Sabes, hoje a Leonor faz 14 anos. No dia da França de 2008, a nossa Leonor de la Bastille nasceu para nos trazer uma enorme felicidade. Menina aparentemente frágil, mas com muito mais força do que pensa – foste tu que lhe disseste.
Cheguei a temer que, no dia do aniversário, a Leonor estivesse internada. Mas um anjo desceu sobre Junqueira e mudou o mundo da Leonor. O nosso mundo.
A Leonor está na fase dos ídolos, das paixões pelos famosos. Um dia vai passar, porque se é normal aos 14 anos, daqui a uns 5 ou 6 já não será. Outros desafios esperam a Leonor e quem sabe se um dia vocês se irão encontrar num qualquer palco deste mundo.
Aqui chegados, devo pedir-te desculpa pelo atrevimento, Bárbara. Sabes que te adoro por tudo o que fizeste pela Leonor. Vais ficar para sempre no meu coração.
Mas apesar de tudo o que sinto por ti, já deves ter percebido que a destinatária desta carta de amor é outra.
A minha Leonor, amor da minha vida. Que um dia, também com a tua ajuda, vai ficar bem.
Vemo-nos em Condeixa, minha querida.

Comments

  1. Armindo de Vasconcelos says:

    Como te entendo! Mas ficas proibido de me fazer passar por piegas e chorar, mesmo sozinho comigo! Grande abraço, pai!

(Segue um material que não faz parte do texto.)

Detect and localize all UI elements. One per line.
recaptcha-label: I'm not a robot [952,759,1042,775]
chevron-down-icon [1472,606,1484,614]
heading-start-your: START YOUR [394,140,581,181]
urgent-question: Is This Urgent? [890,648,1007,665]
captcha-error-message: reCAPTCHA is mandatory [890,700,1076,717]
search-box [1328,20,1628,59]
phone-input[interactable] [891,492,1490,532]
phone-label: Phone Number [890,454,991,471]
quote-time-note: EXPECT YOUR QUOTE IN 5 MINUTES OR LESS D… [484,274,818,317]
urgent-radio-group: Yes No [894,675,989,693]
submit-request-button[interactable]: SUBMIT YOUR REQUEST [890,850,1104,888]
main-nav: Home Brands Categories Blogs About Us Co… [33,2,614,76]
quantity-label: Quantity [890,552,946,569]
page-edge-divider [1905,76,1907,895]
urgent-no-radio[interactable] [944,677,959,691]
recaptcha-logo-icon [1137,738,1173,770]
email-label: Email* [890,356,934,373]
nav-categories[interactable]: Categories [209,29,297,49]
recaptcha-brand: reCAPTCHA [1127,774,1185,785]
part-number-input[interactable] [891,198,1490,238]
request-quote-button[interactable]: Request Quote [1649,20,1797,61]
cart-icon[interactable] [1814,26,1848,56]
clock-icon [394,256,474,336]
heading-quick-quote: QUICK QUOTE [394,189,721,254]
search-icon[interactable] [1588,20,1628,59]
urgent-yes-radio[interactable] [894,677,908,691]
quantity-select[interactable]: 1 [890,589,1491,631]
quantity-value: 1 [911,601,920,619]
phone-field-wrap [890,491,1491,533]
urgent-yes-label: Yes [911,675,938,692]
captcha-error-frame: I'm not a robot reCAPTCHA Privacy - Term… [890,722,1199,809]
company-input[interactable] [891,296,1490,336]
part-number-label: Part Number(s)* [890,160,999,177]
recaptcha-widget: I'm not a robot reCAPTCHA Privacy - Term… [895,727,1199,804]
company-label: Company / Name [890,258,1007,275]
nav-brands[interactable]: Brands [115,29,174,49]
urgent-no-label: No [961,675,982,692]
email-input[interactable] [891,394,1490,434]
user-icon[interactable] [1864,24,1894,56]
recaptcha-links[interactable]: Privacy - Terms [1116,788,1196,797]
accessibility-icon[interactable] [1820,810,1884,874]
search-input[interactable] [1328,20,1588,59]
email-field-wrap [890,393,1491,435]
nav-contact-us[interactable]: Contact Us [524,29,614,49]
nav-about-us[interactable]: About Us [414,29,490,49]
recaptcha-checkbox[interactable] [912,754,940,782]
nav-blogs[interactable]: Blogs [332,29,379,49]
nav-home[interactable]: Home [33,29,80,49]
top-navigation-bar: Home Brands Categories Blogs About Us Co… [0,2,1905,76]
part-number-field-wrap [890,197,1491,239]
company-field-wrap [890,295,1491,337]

  2. Eduardo Duarte Campos says:

    Caro Ricardo
    O seu exemplo no que tem passado e tem escrito é algo que não consigo classificar, isto é não tenho adjectvos.Um grande abraço solidário com a sua luta
    Para terminar queria dizer-lhe aqui de Coimbra que muitos homens com H grande como o Ricardo mereciam viver num país muito diferente do nosso.QualÉ triste, mas não tenho um nome para lhe indicar tal a desilusão que sinto há já bastantes anos
    Muitas felicidades para si e para a sua família
    Duarte Campos

  3. António Fernando Nabais says:

    Porra, Ricardo, vem um tipo comer um cachorro másculo e emborcar uns finos e dá por ele ao balcão cheio de lágrimas nos olhos. Sorte têm os que são amados por ti. Sorte têm, entre outras, a Leonor e a Bárbara.